Spike Milligan’s “Unto Us” is one of his more serious poems that is about the issue of abortion or rather abortion for convenience. He adopts the persona of an unborn child which is unusual, yet effective method of narration, as it evokes sympathy from the reader. The poem tells the story of a child who is desperate for life but is “murdered” before he/she has a chance to live. The title of the poem “Unto Us” is taken directly from the phrase in the Bible: “Unto us a child is born”.
This shortened version of the biblical reference is clever as it relates to the child’s life being cut short. This is just one of the techniques used by the writer that makes it effective and I will be discussing these through the rest of the essay. The poem is split up into three sections: conception and leading up to the birth, abortion, and aftermath. The opening lines of the poem “somewhere at some time they committed themselves to me suggests a fleeting moment; this certainly wasn’t planned.
It also implies that the parents have a duty and responsibility which is ironic considering the disregard they show towards the baby. The writer goes on to emphasise the baby’s existence by use of repetition and exclamations “And so I was! Small but I WAS! ” This argues the point that an unborn child is still a human even in the early stages of development. The discovery of the child by the parents is totally void of any emotion:”Soon they knew of me.
My mother – my father”The dash is used to signal a delay between the mother finding out and then the father.
It also shows a lack of togetherness between the couple. The tone of this section is one of desperation and pleading quite obviously indicated by the last two lines:”A silent ‘Wait for me I will bring you love’” This example of direct speech is used to make the character of the baby come alive. The second section of the poem starts with a pivotal sentence:”I was taken” This automatically changes the tone from desperation to anger. This change is aiming to stir up strong emotion. It changes the whole feel of the poem from life to death.
This section deals with the abortion and how vulnerable the baby is: “Blind, naked, defenceless” The baby has been taken from its “home” against his will and all trace of it has been destroyed: “and dropped on the sterile floor of a foot operated waste bucket” It is as if the doctors couldn’t care less about this baby by throwing it out like garbage. Section three is the aftermath, and what could have happened had the baby been born, it starts again with just how helpless the baby is: “There was no Queens Counsel to take my brief” This sets the tone to sadness and despair as the baby is ignored.

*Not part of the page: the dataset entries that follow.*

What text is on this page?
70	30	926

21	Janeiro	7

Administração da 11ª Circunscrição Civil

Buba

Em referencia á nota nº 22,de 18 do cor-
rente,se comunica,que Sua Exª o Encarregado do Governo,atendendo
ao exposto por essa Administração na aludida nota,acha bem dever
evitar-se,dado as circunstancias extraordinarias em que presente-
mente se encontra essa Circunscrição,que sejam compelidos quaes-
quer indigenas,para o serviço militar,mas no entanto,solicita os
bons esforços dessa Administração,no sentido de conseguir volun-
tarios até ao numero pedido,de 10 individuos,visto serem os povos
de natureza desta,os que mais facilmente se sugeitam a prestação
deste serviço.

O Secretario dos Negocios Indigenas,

The parents of the baby are wealthy enough to support it: “The cot I might have warmed stood in Harrod’s shop window” this highlights the main point of the poem- abortion for convenience. Obviously the writer is strongly against it but personally it did make me think a lot about this kind of abortion. It is clear the writer is trying to sway your view and does achieve this. The tone of the last few lines in the poem are very bitter: “When my passing was told my father smiled” A euphemism is used here as it is not considered “murder” by parents and it suggests accidental death.
Also the sense of relief is apparent: “[its] death was celebrated with tickets to see Danny la Rue who was pretending to be a woman like [its] mother was” these lines question the womanhood of the mother in that would a real woman willingly “murder” her child? This poem was very interesting and thought-provoking as it tries to sway your views on abortion. I have looked at most of the techniques used by the writer in making this poem effective and have enjoyed writing about it.